Another user thought the pop-up was real and was convinced that the hard drive needed formatting. "ZoneAlarm has popped up with a virus warning me that it will take my personal financial details, login and passwords. I am extremely worried about this I cannot afford to let my information get stolen," the post read.

The pop-up in question--labeled as Global Virus Alert in bold, black letters--insists that the consumer's PC may be at high risk from the ZeuS.Zbot.aoaq Trojan virus. This nasty malware steals banking passwords and financial data that apparently isn't blocked by the free version of ZoneAlarm. The pop-up provides a link to purchase the full security suite which also contains an anti-virus scanner provided by Kaspersky Labs.

ZoneAlarm's "GeorgeV" said that the pop-up is merely information about a new virus, and that it does not indicate that the user's system is infected. "Letting you know that in addition to your ZA Free Firewall," he said. "You also need a good anti-virus program to protect you against viruses. If you already have a good updated anti-virus program installed, then you can just ignore the notice."

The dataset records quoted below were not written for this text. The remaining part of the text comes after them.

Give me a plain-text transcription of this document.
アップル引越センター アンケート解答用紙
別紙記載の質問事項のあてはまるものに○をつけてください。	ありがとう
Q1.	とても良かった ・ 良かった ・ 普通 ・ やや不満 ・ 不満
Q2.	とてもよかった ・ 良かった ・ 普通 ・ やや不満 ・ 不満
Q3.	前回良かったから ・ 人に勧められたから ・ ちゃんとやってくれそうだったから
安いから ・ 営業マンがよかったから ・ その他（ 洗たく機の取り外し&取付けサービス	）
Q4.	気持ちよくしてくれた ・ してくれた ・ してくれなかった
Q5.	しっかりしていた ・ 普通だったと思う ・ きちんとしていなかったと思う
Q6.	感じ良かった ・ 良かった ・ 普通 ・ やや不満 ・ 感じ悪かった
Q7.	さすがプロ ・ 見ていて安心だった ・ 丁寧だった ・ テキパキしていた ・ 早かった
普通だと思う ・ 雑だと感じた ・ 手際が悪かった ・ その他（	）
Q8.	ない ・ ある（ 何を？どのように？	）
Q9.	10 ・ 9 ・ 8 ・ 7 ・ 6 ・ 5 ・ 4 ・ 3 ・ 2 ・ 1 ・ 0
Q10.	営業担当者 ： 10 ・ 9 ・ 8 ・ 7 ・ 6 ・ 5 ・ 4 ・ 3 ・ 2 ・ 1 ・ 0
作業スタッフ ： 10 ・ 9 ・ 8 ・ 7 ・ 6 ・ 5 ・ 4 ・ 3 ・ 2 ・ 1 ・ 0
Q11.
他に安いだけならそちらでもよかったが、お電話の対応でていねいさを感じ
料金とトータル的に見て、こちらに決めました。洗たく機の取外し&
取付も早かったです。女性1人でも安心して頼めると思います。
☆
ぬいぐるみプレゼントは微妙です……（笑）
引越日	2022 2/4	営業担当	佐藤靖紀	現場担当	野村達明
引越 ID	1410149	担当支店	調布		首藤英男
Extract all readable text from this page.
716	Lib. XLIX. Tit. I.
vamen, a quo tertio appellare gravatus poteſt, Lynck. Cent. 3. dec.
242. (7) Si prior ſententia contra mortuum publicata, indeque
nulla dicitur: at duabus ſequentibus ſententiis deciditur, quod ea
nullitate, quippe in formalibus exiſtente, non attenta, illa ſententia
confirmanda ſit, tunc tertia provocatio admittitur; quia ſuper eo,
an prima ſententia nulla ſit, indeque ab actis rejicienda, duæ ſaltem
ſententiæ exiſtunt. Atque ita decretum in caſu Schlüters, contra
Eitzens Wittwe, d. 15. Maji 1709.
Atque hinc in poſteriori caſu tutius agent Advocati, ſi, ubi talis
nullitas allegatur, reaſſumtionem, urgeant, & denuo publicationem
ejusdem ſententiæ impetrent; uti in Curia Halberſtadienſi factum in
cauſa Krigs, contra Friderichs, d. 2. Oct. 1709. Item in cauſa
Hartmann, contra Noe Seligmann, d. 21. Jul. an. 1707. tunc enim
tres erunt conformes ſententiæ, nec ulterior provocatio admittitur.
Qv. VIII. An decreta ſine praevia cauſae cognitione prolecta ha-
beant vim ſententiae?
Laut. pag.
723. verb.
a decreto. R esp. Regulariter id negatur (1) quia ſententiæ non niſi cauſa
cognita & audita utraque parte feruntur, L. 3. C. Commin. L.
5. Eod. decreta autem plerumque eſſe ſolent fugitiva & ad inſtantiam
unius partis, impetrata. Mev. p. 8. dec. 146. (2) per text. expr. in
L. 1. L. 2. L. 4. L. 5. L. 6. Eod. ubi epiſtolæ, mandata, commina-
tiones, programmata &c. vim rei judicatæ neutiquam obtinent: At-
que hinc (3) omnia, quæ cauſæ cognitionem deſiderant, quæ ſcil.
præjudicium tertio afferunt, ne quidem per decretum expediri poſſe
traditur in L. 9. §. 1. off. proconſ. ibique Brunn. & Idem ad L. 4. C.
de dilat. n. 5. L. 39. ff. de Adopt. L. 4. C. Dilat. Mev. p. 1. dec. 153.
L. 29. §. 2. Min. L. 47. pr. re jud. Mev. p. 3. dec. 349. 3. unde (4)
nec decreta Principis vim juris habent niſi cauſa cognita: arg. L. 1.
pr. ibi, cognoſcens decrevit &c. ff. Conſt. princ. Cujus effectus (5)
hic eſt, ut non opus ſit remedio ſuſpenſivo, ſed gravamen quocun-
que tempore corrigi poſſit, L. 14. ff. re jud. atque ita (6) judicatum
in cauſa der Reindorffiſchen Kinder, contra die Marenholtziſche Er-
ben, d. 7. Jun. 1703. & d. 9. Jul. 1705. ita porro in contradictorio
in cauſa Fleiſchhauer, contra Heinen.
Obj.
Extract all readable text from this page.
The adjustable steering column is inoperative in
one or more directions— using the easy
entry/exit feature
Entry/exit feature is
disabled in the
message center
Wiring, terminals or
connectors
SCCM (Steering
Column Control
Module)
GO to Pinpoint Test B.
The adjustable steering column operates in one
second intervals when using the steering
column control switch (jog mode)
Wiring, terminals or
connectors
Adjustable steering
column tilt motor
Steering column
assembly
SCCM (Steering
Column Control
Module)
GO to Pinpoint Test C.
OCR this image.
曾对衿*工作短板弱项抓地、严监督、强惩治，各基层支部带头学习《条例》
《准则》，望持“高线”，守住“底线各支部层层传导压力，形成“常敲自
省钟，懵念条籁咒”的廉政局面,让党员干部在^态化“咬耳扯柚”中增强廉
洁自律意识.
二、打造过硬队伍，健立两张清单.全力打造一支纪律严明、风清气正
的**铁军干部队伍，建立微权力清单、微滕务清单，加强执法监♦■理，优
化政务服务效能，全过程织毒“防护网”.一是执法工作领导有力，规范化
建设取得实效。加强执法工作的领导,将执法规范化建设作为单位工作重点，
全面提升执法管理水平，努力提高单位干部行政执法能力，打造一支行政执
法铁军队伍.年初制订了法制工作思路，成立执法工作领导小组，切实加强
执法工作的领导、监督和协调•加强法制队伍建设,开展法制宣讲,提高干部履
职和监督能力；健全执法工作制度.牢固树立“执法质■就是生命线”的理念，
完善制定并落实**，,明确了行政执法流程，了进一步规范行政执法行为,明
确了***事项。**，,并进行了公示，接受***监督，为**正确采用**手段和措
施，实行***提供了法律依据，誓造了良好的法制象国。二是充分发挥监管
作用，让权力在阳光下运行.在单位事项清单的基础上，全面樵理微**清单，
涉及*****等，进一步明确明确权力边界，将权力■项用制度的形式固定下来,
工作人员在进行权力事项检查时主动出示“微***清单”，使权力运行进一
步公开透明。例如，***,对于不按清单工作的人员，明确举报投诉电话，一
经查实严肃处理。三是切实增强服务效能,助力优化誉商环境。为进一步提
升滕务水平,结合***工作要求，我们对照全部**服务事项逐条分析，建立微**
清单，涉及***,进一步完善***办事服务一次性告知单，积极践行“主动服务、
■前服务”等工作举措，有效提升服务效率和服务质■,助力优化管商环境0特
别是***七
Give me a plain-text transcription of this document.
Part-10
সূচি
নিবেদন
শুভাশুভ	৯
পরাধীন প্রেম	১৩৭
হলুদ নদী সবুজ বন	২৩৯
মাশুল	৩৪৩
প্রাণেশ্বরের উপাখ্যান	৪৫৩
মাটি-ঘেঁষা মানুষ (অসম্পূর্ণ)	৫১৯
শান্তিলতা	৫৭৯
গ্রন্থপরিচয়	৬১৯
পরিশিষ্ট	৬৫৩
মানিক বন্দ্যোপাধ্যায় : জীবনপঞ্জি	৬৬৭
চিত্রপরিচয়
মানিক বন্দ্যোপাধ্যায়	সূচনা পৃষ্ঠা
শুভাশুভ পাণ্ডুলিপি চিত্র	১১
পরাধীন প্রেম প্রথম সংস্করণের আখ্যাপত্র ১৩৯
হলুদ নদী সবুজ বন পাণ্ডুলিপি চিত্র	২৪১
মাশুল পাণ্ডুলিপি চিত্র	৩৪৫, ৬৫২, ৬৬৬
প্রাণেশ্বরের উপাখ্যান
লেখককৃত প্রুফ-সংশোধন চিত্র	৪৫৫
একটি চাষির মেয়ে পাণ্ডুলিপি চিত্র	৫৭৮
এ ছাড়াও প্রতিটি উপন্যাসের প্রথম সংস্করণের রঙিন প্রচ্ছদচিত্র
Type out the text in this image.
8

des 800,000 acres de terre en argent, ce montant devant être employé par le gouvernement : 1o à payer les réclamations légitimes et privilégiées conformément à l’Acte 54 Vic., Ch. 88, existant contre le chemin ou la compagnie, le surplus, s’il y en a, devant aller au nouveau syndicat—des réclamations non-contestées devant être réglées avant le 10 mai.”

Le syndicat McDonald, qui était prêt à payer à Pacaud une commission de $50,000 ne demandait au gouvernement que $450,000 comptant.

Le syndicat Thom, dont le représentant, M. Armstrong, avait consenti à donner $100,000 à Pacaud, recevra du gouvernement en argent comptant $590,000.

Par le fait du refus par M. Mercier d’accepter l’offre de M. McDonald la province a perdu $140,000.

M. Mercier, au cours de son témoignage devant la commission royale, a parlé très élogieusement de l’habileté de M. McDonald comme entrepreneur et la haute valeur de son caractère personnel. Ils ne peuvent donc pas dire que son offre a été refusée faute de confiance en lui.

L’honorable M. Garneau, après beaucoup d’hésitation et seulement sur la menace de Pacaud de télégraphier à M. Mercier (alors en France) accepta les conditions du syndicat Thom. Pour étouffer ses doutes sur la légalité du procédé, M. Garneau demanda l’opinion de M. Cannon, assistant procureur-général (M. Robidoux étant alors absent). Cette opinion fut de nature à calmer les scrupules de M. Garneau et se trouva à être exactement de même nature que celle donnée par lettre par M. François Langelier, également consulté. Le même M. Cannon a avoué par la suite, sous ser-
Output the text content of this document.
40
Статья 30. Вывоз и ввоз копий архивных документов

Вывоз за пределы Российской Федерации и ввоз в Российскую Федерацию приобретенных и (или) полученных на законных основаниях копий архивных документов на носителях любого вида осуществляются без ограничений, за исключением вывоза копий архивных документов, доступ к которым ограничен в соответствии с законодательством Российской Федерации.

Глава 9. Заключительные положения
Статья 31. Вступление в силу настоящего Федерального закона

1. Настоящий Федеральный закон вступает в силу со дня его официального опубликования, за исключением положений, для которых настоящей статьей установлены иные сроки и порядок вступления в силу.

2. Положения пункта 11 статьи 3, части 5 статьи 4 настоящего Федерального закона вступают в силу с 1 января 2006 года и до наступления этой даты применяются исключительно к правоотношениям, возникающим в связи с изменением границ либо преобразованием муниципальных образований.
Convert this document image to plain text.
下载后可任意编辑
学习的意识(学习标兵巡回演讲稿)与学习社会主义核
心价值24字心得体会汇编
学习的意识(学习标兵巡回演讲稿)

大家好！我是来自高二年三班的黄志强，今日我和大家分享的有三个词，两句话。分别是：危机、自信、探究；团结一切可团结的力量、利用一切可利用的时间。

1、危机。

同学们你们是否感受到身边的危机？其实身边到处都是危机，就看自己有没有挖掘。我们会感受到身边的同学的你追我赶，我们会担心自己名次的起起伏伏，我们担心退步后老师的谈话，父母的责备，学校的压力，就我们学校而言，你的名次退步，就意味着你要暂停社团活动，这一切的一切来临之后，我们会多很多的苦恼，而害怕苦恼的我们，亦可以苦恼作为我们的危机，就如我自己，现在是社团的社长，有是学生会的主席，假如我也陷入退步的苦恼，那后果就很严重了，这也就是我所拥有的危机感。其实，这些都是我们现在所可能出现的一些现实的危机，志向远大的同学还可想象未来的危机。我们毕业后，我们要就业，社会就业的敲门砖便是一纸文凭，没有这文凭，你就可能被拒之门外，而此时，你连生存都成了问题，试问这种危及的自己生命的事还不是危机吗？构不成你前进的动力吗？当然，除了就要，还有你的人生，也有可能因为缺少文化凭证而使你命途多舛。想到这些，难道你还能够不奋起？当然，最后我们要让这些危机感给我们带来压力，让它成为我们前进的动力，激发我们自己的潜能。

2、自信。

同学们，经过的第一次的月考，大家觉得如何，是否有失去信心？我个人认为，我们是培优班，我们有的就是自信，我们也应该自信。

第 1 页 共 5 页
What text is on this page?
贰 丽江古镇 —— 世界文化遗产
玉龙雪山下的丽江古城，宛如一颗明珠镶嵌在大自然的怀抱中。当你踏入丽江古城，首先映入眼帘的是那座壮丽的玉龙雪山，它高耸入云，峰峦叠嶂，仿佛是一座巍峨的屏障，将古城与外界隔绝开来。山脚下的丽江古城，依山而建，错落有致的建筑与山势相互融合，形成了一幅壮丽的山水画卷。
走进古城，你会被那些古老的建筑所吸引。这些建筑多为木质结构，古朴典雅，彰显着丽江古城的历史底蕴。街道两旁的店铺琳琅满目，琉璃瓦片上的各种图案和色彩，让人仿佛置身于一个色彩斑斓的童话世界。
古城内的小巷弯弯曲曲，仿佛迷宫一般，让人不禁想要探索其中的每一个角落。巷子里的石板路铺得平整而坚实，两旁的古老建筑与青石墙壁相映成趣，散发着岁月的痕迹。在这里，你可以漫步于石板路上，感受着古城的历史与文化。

According to the company, the full ZoneAlarm suite is the only solution that blocks this particular Trojan--Norton, Free AVG, Free AVAST Free Avira, and TrendMicro apparently do not. The Register said that Check Point culled the data from VirusTotal without permission from Hispasec Sistemas. It's believed that the information is actually outdated.

Kevin started taking PCs apart in the 90s when Quake was on the way and his PC lacked the required components. Since then, he’s loved all things PC-related and cool gadgets ranging from the New Nintendo 3DS to Android tablets. He is currently a contributor at Digital Trends, writing about everything from computers to how-to content on Windows and Macs to reviews of the latest laptops from HP, Dell, Lenovo, and more. 

  • Marco925
    Gone are the days when Zonealarm was a Good Free Firewall
  • Arethel
    Those are my thoughts exactly. I remember this programs far more humble origins.
  • HalJordan
    ZoneAlarm's "GeorgeV" said that the pop-up is merely information about a new virus, and that it does not indicate that the user's system is infected.

    Bull. They know exactly how the layman will react to such a pop-up. Just because there are computer illiterates out there does not give companies, companies that claim to be protecting them, the right to shuck 'em.
  • JohnnyLucky
    I would think the last thing a user wants is a pop-up advertising, especially one that is capable being misunderstood.
  • I migrated to Comodo once I moved to Vista 64 (now Windows 7 x64) since ZA didn't support 64-bit systems. Still use it and recommend it as an excellent free FW+AV package.
  • m0r7if3r
    glad I moved on to comodo after it beat zone alarm on matousec...
  • Hilarion
    Yeah, I ignored it and I'm looking for another firewall tool that doesn't use "malware" style advertising.
  • christop
    And most people fall for this.
  • thejerk
    ZA was never a good free firewall. Almost ten years ago, it was suspected to be at least malware and certainly bloat-ware. The built-in Windows firewalls are very good, and shouldn't be replaced by normal users with other software firewalls, anyway.
  • Vampyrbyte
    This kind of shit should be illegal under international law and punishable with prinson sentences in complying countries, and treated as an act of aggression to the countries of the UN for any country to house someone doing this absoloute scamming shit!